PROVIDENCE, R.I. | Rhode Island may shut down its state government for 12 days and trim millions of dollars in funding for local governments under a plan Gov. Donald L. Carcieri proposed this week to balance a budget hammered by surging unemployment and plummeting tax revenue.

The shutdown would force 81 percent of the roughly 13,550-member state work force, excluding its college system, to stay home a dozen days without pay before the start of the new fiscal year in July.

The closures come as the worst recession in decades has eliminated hundreds of millions of dollars in tax collections and pushed unemployment to 12.7 percent, the second-highest jobless rate in the nation behind Michigan.

Mr. Carcieri, a second-term Republican, predicted the state’s fiscal future could grow even bleaker.

“There are going to be inconveniences for the public, and there are going to be sacrifices, as I said, for state employees,” he said at a statehouse news conference Monday. “These steps right now are unavoidable if the state is to live within its budget, live within its means.”

Critical workers such as state police, prison guards and child-abuse investigators still will report to work during the shutdown, the governor said. He ruled out raising taxes to balance the budget and said the state cannot lay off more workers since it deeply trimmed its work force last year.

At least 19 other state governments, including Maryland, have proposed furloughing workers or shutting down government offices to save money amid the worst financial crisis since the Great Depression, according to a survey by the National Conference of State Legislatures.

Mr. Carcieri said he is willing to negotiate a different deal with state employee unions so long as it saves the same amount of money, roughly $22 million. But time is short: The first shutdown day has been scheduled for Sept. 4. Additional shutdown days have been scheduled every month through June.
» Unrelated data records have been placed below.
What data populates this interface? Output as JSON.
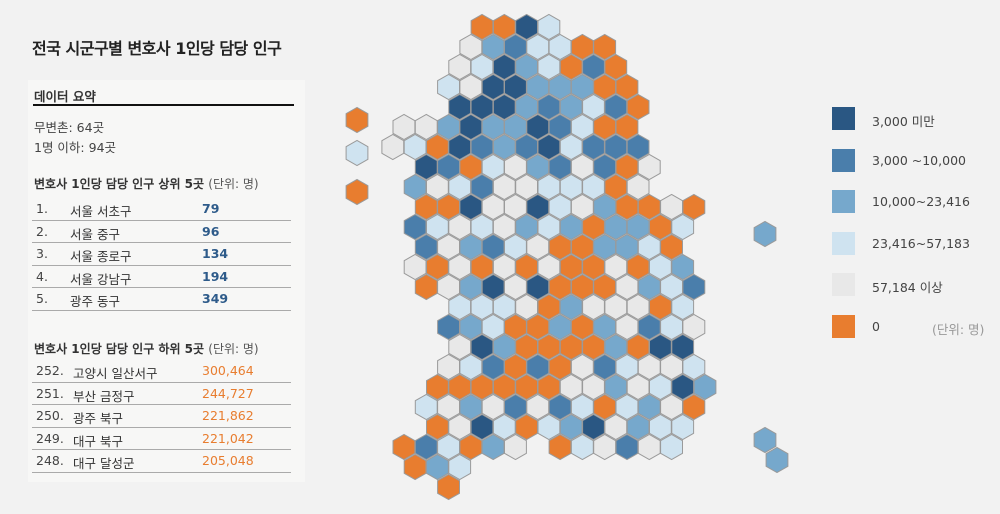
{
  "title": "전국 시군구별 변호사 1인당 담당 인구",
  "summary": {
    "heading": "데이터 요약",
    "no_lawyer": "무변촌: 64곳",
    "under_one": "1명 이하: 94곳"
  },
  "top5": {
    "heading": "변호사 1인당 담당 인구 상위 5곳",
    "unit": "(단위: 명)",
    "rows": [
      {
        "rank": "1.",
        "name": "서울 서초구",
        "value": "79"
      },
      {
        "rank": "2.",
        "name": "서울 중구",
        "value": "96"
      },
      {
        "rank": "3.",
        "name": "서울 종로구",
        "value": "134"
      },
      {
        "rank": "4.",
        "name": "서울 강남구",
        "value": "194"
      },
      {
        "rank": "5.",
        "name": "광주 동구",
        "value": "349"
      }
    ]
  },
  "bottom5": {
    "heading": "변호사 1인당 담당 인구 하위 5곳",
    "unit": "(단위: 명)",
    "rows": [
      {
        "rank": "252.",
        "name": "고양시 일산서구",
        "value": "300,464"
      },
      {
        "rank": "251.",
        "name": "부산 금정구",
        "value": "244,727"
      },
      {
        "rank": "250.",
        "name": "광주 북구",
        "value": "221,862"
      },
      {
        "rank": "249.",
        "name": "대구 북구",
        "value": "221,042"
      },
      {
        "rank": "248.",
        "name": "대구 달성군",
        "value": "205,048"
      }
    ]
  },
  "legend": {
    "unit": "(단위: 명)",
    "items": [
      {
        "key": "D",
        "label": "3,000 미만",
        "color": "#2a5783"
      },
      {
        "key": "M",
        "label": "3,000 ~10,000",
        "color": "#4a7eab"
      },
      {
        "key": "L",
        "label": "10,000~23,416",
        "color": "#76a8cc"
      },
      {
        "key": "P",
        "label": "23,416~57,183",
        "color": "#cfe3f0"
      },
      {
        "key": "G",
        "label": "57,184 이상",
        "color": "#e8e8e8"
      },
      {
        "key": "O",
        "label": "0",
        "color": "#e87d2f"
      }
    ]
  },
  "chart_data": {
    "type": "heatmap",
    "description_of_encoding": "hex tile map; each row lists start column index and one class key per tile ('.' = empty)",
    "rows": [
      {
        "start": 0,
        "cells": "OODP"
      },
      {
        "start": 0,
        "cells": "GLMPPOO"
      },
      {
        "start": -1,
        "cells": "GPDLPOMO"
      },
      {
        "start": -1,
        "cells": "PGDDLLLOO"
      },
      {
        "start": -1,
        "cells": "DDDLMLPMO"
      },
      {
        "start": -3,
        "cells": "GGLDLLDMPOO"
      },
      {
        "start": -4,
        "cells": "GPODMLMDPMMM"
      },
      {
        "start": -2,
        "cells": "DMOPGLMGMOG"
      },
      {
        "start": -3,
        "cells": "LGPMGGPPPOG"
      },
      {
        "start": -2,
        "cells": "OODGGDPGLOOGO"
      },
      {
        "start": -3,
        "cells": "MPGPGLPLOLLOP"
      },
      {
        "start": -2,
        "cells": "MGLMPGOOLLPO"
      },
      {
        "start": -3,
        "cells": "GOGOGOGOOGOPL"
      },
      {
        "start": -2,
        "cells": "OGLDGDOOOGLPM"
      },
      {
        "start": -1,
        "cells": "PPPGOLGGGOP"
      },
      {
        "start": -1,
        "cells": "MLPOOLOLGMPG"
      },
      {
        "start": -1,
        "cells": "GDLOOOOLODD"
      },
      {
        "start": -1,
        "cells": "GPMOMOGMPGGP"
      },
      {
        "start": -2,
        "cells": "OOOOOOGGLGPDL"
      },
      {
        "start": -2,
        "cells": "PGLGMGMPOPLGO"
      },
      {
        "start": -2,
        "cells": "OGDPOPLDGLPP"
      },
      {
        "start": -3,
        "cells": "OMPOLG.OPGMGP"
      },
      {
        "start": -3,
        "cells": "OLP"
      },
      {
        "start": -1,
        "cells": "O"
      }
    ],
    "islands": [
      "O",
      "P",
      "O",
      "L",
      "L",
      "L"
    ]
  }
}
His plan is certain to spark a legal fight with state employee unions that contend it violates their contracts. In bargaining last year, state workers agreed to give up a pay raise and pay more for their health insurance as state leaders struggled to balance the budget. They also took a day without pay.

“We did what we think is all we can do as taxpayers and state workers,” said J. Michael Downey, president of Council 94, a state employee union that represents around 4,000 workers.

“We’re saying to them that enough of the budget problems have been taken on the backs of state employees.”

Besides shutting down state government, Mr. Carcieri asked lawmakers to grant him the power to unilaterally cut spending approved in the budget. State lawmakers rejected a similar request earlier this year.